Günaydın,
Uzun zamandır işimden ve meneksşelerimden bahsetmedigimi fark ettim.
İkisi eş değer mi? Neden olmasın?
Dört tane meneksem var. Aslında çok ilgi duyduğum bir çiçek değildir menekşe, çocukluğumda parkta görürdüm. Özellikle mor ve sarı olanları aslan yüzüne benzetirdim. Zaten ben çocukken de hiçbir seyi olduğu gibi görmeyi sevmezdim, hep birsşeyi bir diğer şeye benzetirdim. Büyüyünce de böyle devam etti; şeytani meleğe, merhametsiz garibana benzettim falan filan.

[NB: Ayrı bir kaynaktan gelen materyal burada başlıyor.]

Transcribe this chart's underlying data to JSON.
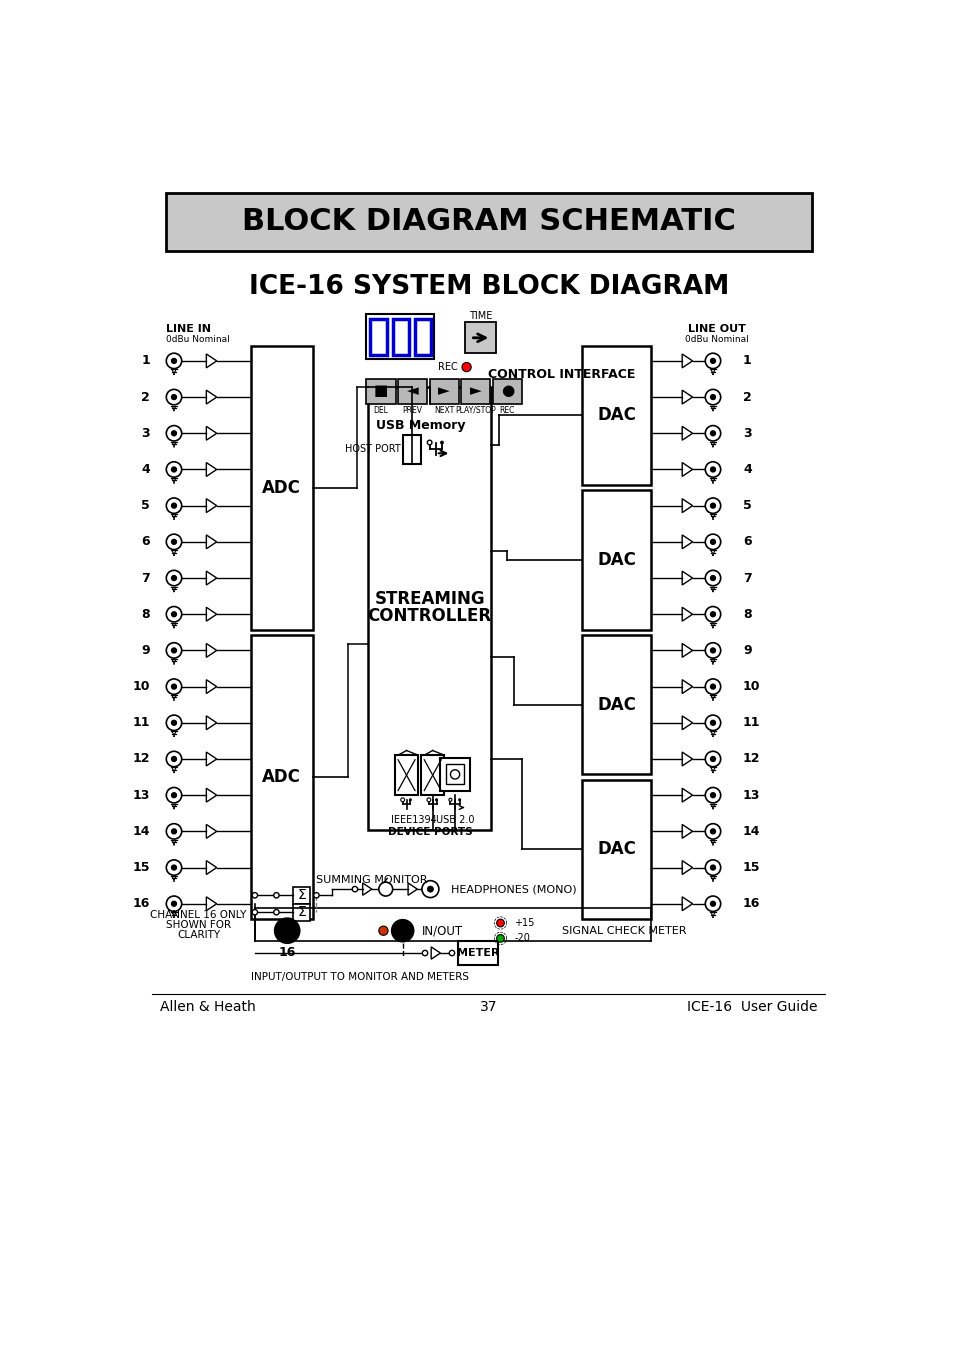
{
  "title_banner": "BLOCK DIAGRAM SCHEMATIC",
  "title_main": "ICE-16 SYSTEM BLOCK DIAGRAM",
  "banner_bg": "#c8c8c8",
  "n_channels": 16,
  "footer_left": "Allen & Heath",
  "footer_center": "37",
  "footer_right": "ICE-16  User Guide",
  "line_in_label": "LINE IN",
  "line_in_sub": "0dBu Nominal",
  "line_out_label": "LINE OUT",
  "line_out_sub": "0dBu Nominal",
  "adc_label": "ADC",
  "dac_label": "DAC",
  "sc_label1": "STREAMING",
  "sc_label2": "CONTROLLER",
  "usb_mem_label": "USB Memory",
  "host_port_label": "HOST PORT",
  "control_interface_label": "CONTROL INTERFACE",
  "time_label": "TIME",
  "rec_label": "REC",
  "btn_labels": [
    "DEL",
    "PREV",
    "NEXT",
    "PLAY/STOP",
    "REC"
  ],
  "btn_syms": [
    "■",
    "◄",
    "►",
    "►",
    "●"
  ],
  "ieee_label": "IEEE1394",
  "usb2_label": "USB 2.0",
  "device_ports_label": "DEVICE PORTS",
  "summing_monitor_label": "SUMMING MONITOR",
  "headphones_label": "HEADPHONES (MONO)",
  "inout_label": "IN/OUT",
  "signal_check_label": "SIGNAL CHECK METER",
  "meter_label": "METER",
  "io_monitor_label": "INPUT/OUTPUT TO MONITOR AND METERS",
  "ch16_label1": "CHANNEL 16 ONLY",
  "ch16_label2": "SHOWN FOR",
  "ch16_label3": "CLARITY"
}
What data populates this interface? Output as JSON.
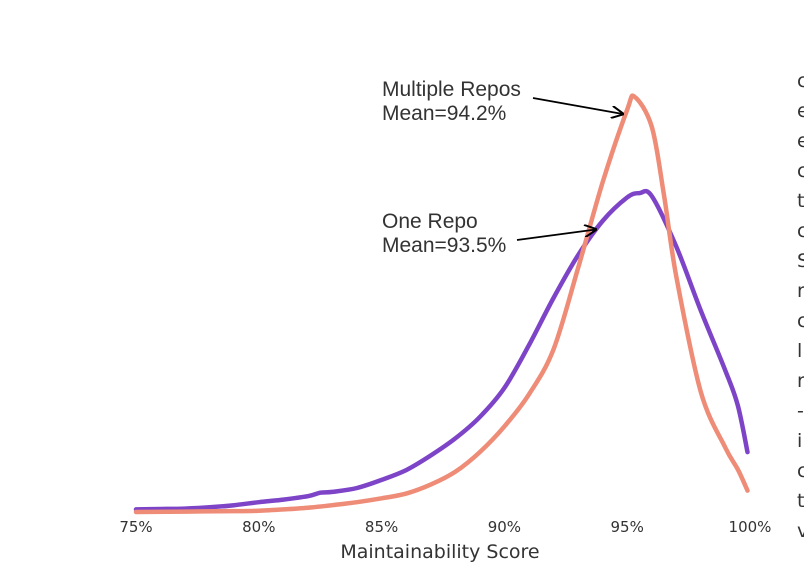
{
  "chart_data": {
    "type": "line",
    "xlabel": "Maintainability Score",
    "x_ticks": [
      "75%",
      "80%",
      "85%",
      "90%",
      "95%",
      "100%"
    ],
    "xlim": [
      75,
      100
    ],
    "ylim": [
      0,
      1
    ],
    "grid": false,
    "series": [
      {
        "label": "One Repo",
        "color": "#7E44C8",
        "x": [
          75,
          76,
          77,
          78,
          79,
          80,
          81,
          82,
          82.5,
          83,
          84,
          85,
          86,
          87,
          88,
          89,
          90,
          91,
          92,
          93,
          94,
          95,
          95.5,
          96,
          97,
          98,
          99,
          99.5,
          99.9
        ],
        "y": [
          0.006,
          0.007,
          0.008,
          0.011,
          0.016,
          0.023,
          0.029,
          0.037,
          0.045,
          0.047,
          0.056,
          0.075,
          0.098,
          0.132,
          0.172,
          0.222,
          0.29,
          0.39,
          0.5,
          0.6,
          0.68,
          0.735,
          0.745,
          0.738,
          0.62,
          0.47,
          0.33,
          0.25,
          0.14
        ]
      },
      {
        "label": "Multiple Repos",
        "color": "#EE8C77",
        "x": [
          75,
          77,
          79,
          80,
          81,
          82,
          83,
          84,
          85,
          86,
          87,
          88,
          89,
          90,
          91,
          92,
          93,
          94,
          95,
          95.3,
          96,
          96.5,
          97,
          98,
          99,
          99.5,
          99.9
        ],
        "y": [
          0.0,
          0.001,
          0.002,
          0.003,
          0.006,
          0.01,
          0.016,
          0.023,
          0.032,
          0.043,
          0.064,
          0.094,
          0.14,
          0.2,
          0.275,
          0.38,
          0.57,
          0.77,
          0.94,
          0.97,
          0.9,
          0.74,
          0.55,
          0.28,
          0.15,
          0.1,
          0.05
        ]
      }
    ],
    "annotations": [
      {
        "lines": [
          "Multiple Repos",
          "Mean=94.2%"
        ],
        "target_series": "Multiple Repos",
        "target_x": 94.9,
        "target_y": 0.93
      },
      {
        "lines": [
          "One Repo",
          "Mean=93.5%"
        ],
        "target_series": "One Repo",
        "target_x": 93.8,
        "target_y": 0.66
      }
    ]
  },
  "side_text": [
    "c",
    "e",
    "e",
    "c",
    "t",
    "c",
    "S",
    "r",
    "c",
    "l",
    "r",
    "-",
    "i",
    "c",
    "t",
    "v"
  ],
  "side_text_colors": {
    "c_6": "#B06A3A",
    "c_14": "#B06A3A"
  }
}
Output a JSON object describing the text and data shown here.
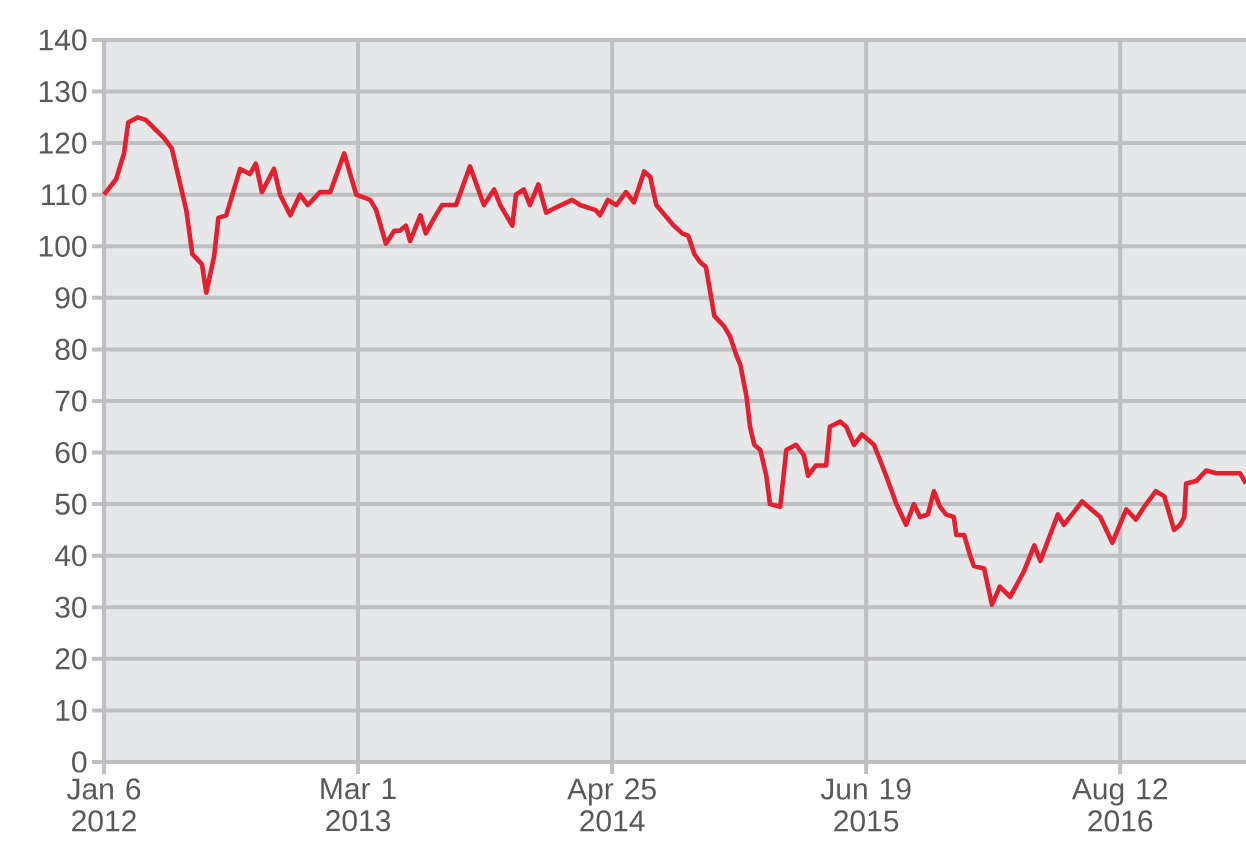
{
  "chart_data": {
    "type": "line",
    "x": [
      "2012-01-06",
      "2012-01-26",
      "2012-02-08",
      "2012-02-15",
      "2012-03-02",
      "2012-03-15",
      "2012-04-14",
      "2012-04-27",
      "2012-05-07",
      "2012-05-21",
      "2012-05-31",
      "2012-06-16",
      "2012-06-23",
      "2012-07-06",
      "2012-07-13",
      "2012-07-26",
      "2012-08-18",
      "2012-09-03",
      "2012-09-13",
      "2012-09-23",
      "2012-10-13",
      "2012-10-23",
      "2012-11-09",
      "2012-11-25",
      "2012-12-08",
      "2012-12-28",
      "2013-01-14",
      "2013-02-06",
      "2013-02-26",
      "2013-03-21",
      "2013-03-31",
      "2013-04-16",
      "2013-04-30",
      "2013-05-09",
      "2013-05-19",
      "2013-05-26",
      "2013-06-12",
      "2013-06-21",
      "2013-07-05",
      "2013-07-18",
      "2013-08-10",
      "2013-09-02",
      "2013-09-25",
      "2013-10-12",
      "2013-10-22",
      "2013-11-11",
      "2013-11-17",
      "2013-11-30",
      "2013-12-10",
      "2013-12-24",
      "2014-01-06",
      "2014-01-22",
      "2014-02-18",
      "2014-03-03",
      "2014-03-29",
      "2014-04-05",
      "2014-04-18",
      "2014-05-02",
      "2014-05-18",
      "2014-05-31",
      "2014-06-17",
      "2014-06-27",
      "2014-07-07",
      "2014-08-05",
      "2014-08-19",
      "2014-08-29",
      "2014-09-08",
      "2014-09-17",
      "2014-09-27",
      "2014-10-11",
      "2014-10-27",
      "2014-11-06",
      "2014-11-16",
      "2014-11-23",
      "2014-12-03",
      "2014-12-09",
      "2014-12-16",
      "2014-12-26",
      "2015-01-05",
      "2015-01-11",
      "2015-01-28",
      "2015-02-07",
      "2015-02-23",
      "2015-03-08",
      "2015-03-15",
      "2015-03-28",
      "2015-04-14",
      "2015-04-20",
      "2015-05-07",
      "2015-05-17",
      "2015-05-30",
      "2015-06-12",
      "2015-07-02",
      "2015-07-12",
      "2015-07-22",
      "2015-08-08",
      "2015-08-24",
      "2015-09-06",
      "2015-09-16",
      "2015-09-29",
      "2015-10-09",
      "2015-10-19",
      "2015-10-29",
      "2015-11-11",
      "2015-11-15",
      "2015-11-28",
      "2015-12-08",
      "2015-12-14",
      "2015-12-31",
      "2016-01-13",
      "2016-01-26",
      "2016-02-12",
      "2016-03-06",
      "2016-03-23",
      "2016-04-02",
      "2016-04-18",
      "2016-05-01",
      "2016-05-11",
      "2016-06-10",
      "2016-07-10",
      "2016-07-30",
      "2016-08-22",
      "2016-09-07",
      "2016-09-21",
      "2016-10-10",
      "2016-10-24",
      "2016-11-09",
      "2016-11-19",
      "2016-11-26",
      "2016-11-29",
      "2016-12-16",
      "2017-01-01",
      "2017-01-18",
      "2017-02-10",
      "2017-02-26",
      "2017-03-08"
    ],
    "values": [
      110,
      113,
      118,
      124,
      125,
      124.5,
      121,
      119,
      114,
      107,
      98.5,
      96.5,
      91,
      98,
      105.5,
      106,
      115,
      114,
      116,
      110.5,
      115,
      110,
      106,
      110,
      108,
      110.5,
      110.5,
      118,
      110,
      109,
      107,
      100.5,
      103,
      103,
      104,
      101,
      106,
      102.5,
      105.5,
      108,
      108,
      115.5,
      108,
      111,
      108,
      104,
      110,
      111,
      108,
      112,
      106.5,
      107.5,
      109,
      108,
      107,
      106,
      109,
      108,
      110.5,
      108.5,
      114.5,
      113.5,
      108,
      104,
      102.5,
      102,
      98.5,
      97,
      96,
      86.5,
      84.5,
      82.5,
      79,
      77,
      71,
      65,
      61.5,
      60.5,
      55.5,
      50,
      49.5,
      60.5,
      61.5,
      59.5,
      55.5,
      57.5,
      57.5,
      65,
      66,
      65,
      61.5,
      63.5,
      61.5,
      58.5,
      55.5,
      50,
      46,
      50,
      47.5,
      48,
      52.5,
      49.5,
      48,
      47.5,
      44,
      44,
      40,
      38,
      37.5,
      30.5,
      34,
      32,
      37,
      42,
      39,
      44,
      48,
      46,
      50.5,
      47.5,
      42.5,
      49,
      47,
      49.5,
      52.5,
      51.5,
      45,
      46,
      47.5,
      54,
      54.5,
      56.5,
      56,
      56,
      56,
      54
    ],
    "color": "#e2202f",
    "xlim": [
      "2012-01-06",
      "2017-03-08"
    ],
    "xticks": [
      {
        "value": "2012-01-06",
        "label": "Jan 6 2012"
      },
      {
        "value": "2013-03-01",
        "label": "Mar 1 2013"
      },
      {
        "value": "2014-04-25",
        "label": "Apr 25 2014"
      },
      {
        "value": "2015-06-19",
        "label": "Jun 19 2015"
      },
      {
        "value": "2016-08-12",
        "label": "Aug 12 2016"
      }
    ],
    "ylim": [
      0,
      140
    ],
    "yticks": [
      0,
      10,
      20,
      30,
      40,
      50,
      60,
      70,
      80,
      90,
      100,
      110,
      120,
      130,
      140
    ],
    "grid": true
  }
}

Neyse, ilk menekşemi Migros'dan aldım. Maşallah kraliçeler gibi yayıldıkça yayıldı. Sonra diğer iki ufaklık geldi ve sonunda bir bordo renkli küçük kız daha. Bu kadar hoşuma gideceklerini düşünmemiştim. Kitaplığın üzerindeki yerlerini sevmiş olmalılar ki, onlar da mutlu mesut serpiliyorlar.
Neyse, sonuçta artık evde bir kadın, bir kedi ve dört menekşe birlikte yaşıyoruz. Nüfus arttı ☺️
İşe gelince... Bizim derneğe bir proje yazmaya başlayacağım. Kimsesiz çocuklar için. Özgül de ortağım olacak. İkimiz de bu yaralı bereli yavrularla aramızda geçecek diyaloglardan, tanıklık edeceklerimizden ve ardından gelecek hislerden korkuyoruz... Açık yaraya dokunmaktan kim korkmaz... Yine de heyecanlıyım. Vakti gelmişti işe dönmenin. İnci ile konuştuklarımizi hayata geçirmek için de iyi bir fırsat olacak. Sonuçta bu çocuklara yardım etmek elbette bir günde sonuç vermeyecek fakat bildiğim şu ki hepimiz değerli hissetmek istiyoruz. İşin özü bu.
Şimdi yeni heyecanım menekşelerim ve projemiz. Yeniden sevgiyi, sefkati çoğaltma in zamanı geldi. Aksi takdirde kış hiç bitmeyecek, bu umutsuzluk hissi geçmeyecek...
Siz sevgiyi çoğaltmak için ne yaparsınız?